The AA warns
Those professional pedants at the AA choose this week to remind us just how lax we have all been with our maintenance and servicing this summer. It might make vaguely miserable reading to reflect on ‘what we might have done better’ – there are echoes of the school report here – but there is a serious point to be made about our apparently self-willed failures.
The AA’s point is that, if we’d only carried out a few basic checks, a lot of breakdowns could have been avoided. It’s hard to believe perhaps that we, as a British motoring public, have already been guilty of 57,000 punctures, 14,000 overheated cars and 8,000 drowned or missing keys.
And whilst you might be forgiven for dashing into the sea with your keys in your pocket – as has happened 8’000 times this year – there are even steps you can take to minimise the impact of this mistake.
Obviously sea water and electrical circuitry don’t make the best of playmates. But do check out the alternative method of getting into your vehicle without the key fob. This can be read in your manual, if you haven’t locked it in the car already of course.
Overheating cars aren’t necessarily due to excessively hot weather. As you might have gathered from the number of overheating cars above and the usually tepid state of our national weather.
AA patrolman Keith Miller says: “Cars often overheat if the cooling fan has seized, say through lack of use, so when you get caught in traffic, the fan doesn’t draw air through the radiator. If you don’t spot the warning signs and turn off the engine expensive damage can be caused.”
Decoded this means that if you have been on holiday somewhere nice and left your car standing around, make sure you check it over before driving it as normal.
Check the fan is working, for example, by running the car up to normal temperature before allowing it to idle for around five minutes. The fan, you should find, will cut in automatically.
The fact that the AA has been called out to a greater than usual number of punctures is perhaps a consequence of the credit crunch rather than anything else. People are perhaps not changing their tyres as often as they used to.

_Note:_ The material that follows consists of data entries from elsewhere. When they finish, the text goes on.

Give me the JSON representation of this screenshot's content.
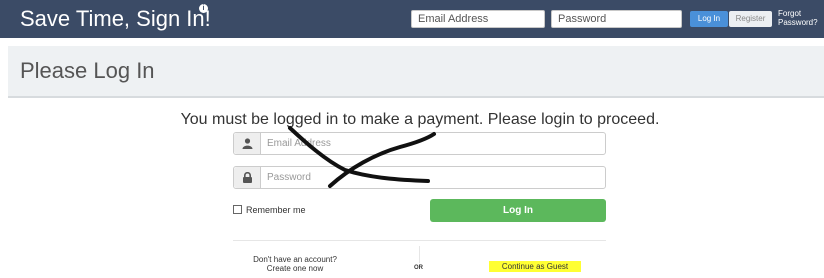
{
  "topbar": {
    "brand": "Save Time, Sign In!",
    "info_badge": "i",
    "email_placeholder": "Email Address",
    "password_placeholder": "Password",
    "login_label": "Log In",
    "register_label": "Register",
    "forgot_label": "Forgot Password?"
  },
  "page": {
    "title": "Please Log In",
    "message": "You must be logged in to make a payment. Please login to proceed."
  },
  "form": {
    "email_placeholder": "Email Address",
    "password_placeholder": "Password",
    "remember_label": "Remember me",
    "login_label": "Log In"
  },
  "footer": {
    "no_account": "Don't have an account?",
    "create_one": "Create one now",
    "or_label": "OR",
    "guest_label": "Continue as Guest"
  },
  "icons": {
    "email": "user-icon",
    "password": "lock-icon"
  },
  "colors": {
    "topbar": "#3b4b66",
    "primary": "#4a90d9",
    "success": "#5cb85c",
    "highlight": "#ffff33"
  }
}
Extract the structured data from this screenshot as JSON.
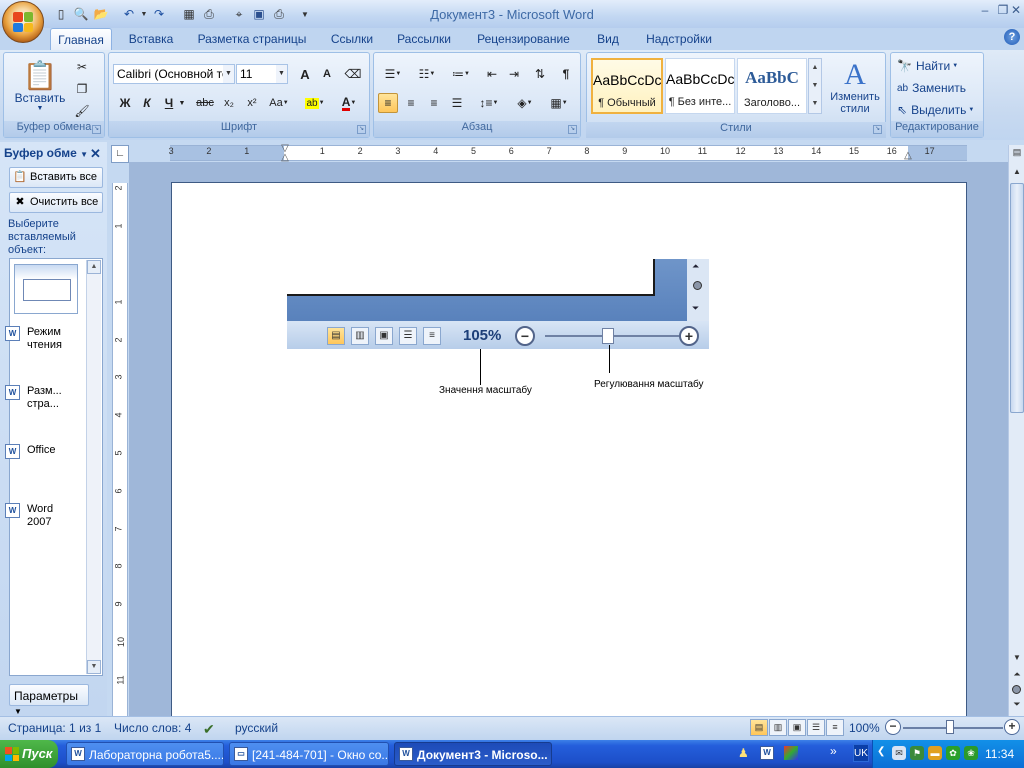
{
  "window": {
    "title": "Документ3 - Microsoft Word",
    "controls": {
      "minimize": "–",
      "restore": "❐",
      "close": "✕"
    }
  },
  "qat": {
    "icons": [
      "new-doc-icon",
      "preview-icon",
      "open-icon",
      "undo-icon",
      "redo-icon",
      "page-layout-icon",
      "print-icon",
      "cursor-icon",
      "save-icon",
      "quick-print-icon",
      "customize-icon"
    ]
  },
  "tabs": [
    "Главная",
    "Вставка",
    "Разметка страницы",
    "Ссылки",
    "Рассылки",
    "Рецензирование",
    "Вид",
    "Надстройки"
  ],
  "help": "?",
  "ribbon": {
    "clipboard": {
      "paste_label": "Вставить",
      "group_label": "Буфер обмена"
    },
    "font": {
      "font_name": "Calibri (Основной те",
      "font_size": "11",
      "group_label": "Шрифт",
      "bold": "Ж",
      "italic": "К",
      "underline": "Ч",
      "strike": "abc",
      "sub": "x₂",
      "sup": "x²",
      "case": "Aa",
      "grow": "A",
      "shrink": "A"
    },
    "paragraph": {
      "group_label": "Абзац",
      "pilcrow": "¶"
    },
    "styles": {
      "group_label": "Стили",
      "tiles": [
        {
          "preview": "AaBbCcDc",
          "name": "¶ Обычный"
        },
        {
          "preview": "AaBbCcDc",
          "name": "¶ Без инте..."
        },
        {
          "preview": "AaBbC",
          "name": "Заголово..."
        }
      ],
      "change_styles": "Изменить стили"
    },
    "editing": {
      "group_label": "Редактирование",
      "find": "Найти",
      "replace": "Заменить",
      "select": "Выделить"
    }
  },
  "clipboard_pane": {
    "title": "Буфер обме",
    "paste_all": "Вставить все",
    "clear_all": "Очистить все",
    "hint": "Выберите вставляемый объект:",
    "items": [
      "Режим чтения",
      "Разм... стра...",
      "Office",
      "Word 2007"
    ],
    "params": "Параметры"
  },
  "ruler": {
    "h_numbers": [
      "3",
      "2",
      "1",
      "1",
      "2",
      "3",
      "4",
      "5",
      "6",
      "7",
      "8",
      "9",
      "10",
      "11",
      "12",
      "13",
      "14",
      "15",
      "16",
      "17"
    ],
    "v_numbers": [
      "2",
      "1",
      "1",
      "2",
      "3",
      "4",
      "5",
      "6",
      "7",
      "8",
      "9",
      "10",
      "11"
    ]
  },
  "embedded": {
    "zoom_value": "105%",
    "callout_zoom_value": "Значення масштабу",
    "callout_zoom_slider": "Регулювання масштабу"
  },
  "statusbar": {
    "page": "Страница: 1 из 1",
    "words": "Число слов: 4",
    "language": "русский",
    "zoom": "100%"
  },
  "taskbar": {
    "start": "Пуск",
    "tasks": [
      "Лабораторна робота5....",
      "[241-484-701] - Окно со...",
      "Документ3 - Microso..."
    ],
    "lang": "UK",
    "clock": "11:34"
  },
  "colors": {
    "accent": "#15428b",
    "ribbon_bg": "#c7d9f0",
    "taskbar": "#245edb",
    "start": "#2f8f2b"
  }
}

This summer the AA has attended around 57,000 tyre-related calls.
Keith Miller again says: “Ideally check tyre pressures every couple of weeks – and certainly before any long journey or if you have a big load in the car – using a reliable and accurate gauge when the tyres are cold.”
There is an annoyingly simple way to check your car is in good condition – Flower Power.
All acronyms are annoying of course but this one stands for: Fuel, Lights, Oil, Water, Electrics and Rubber.
By following this simple mantra you will save yourself time and, most importantly, money. For however flippant you want to be about the right of a man to neglect his own vehicle, in times of financial recession you need perhaps to better covet those previously more disposable things.
And if the worst comes to the worst you can rest assured that your AA cover will efficiently help you out with any holiday enthusiasm-related lapses you may find yourself subject to.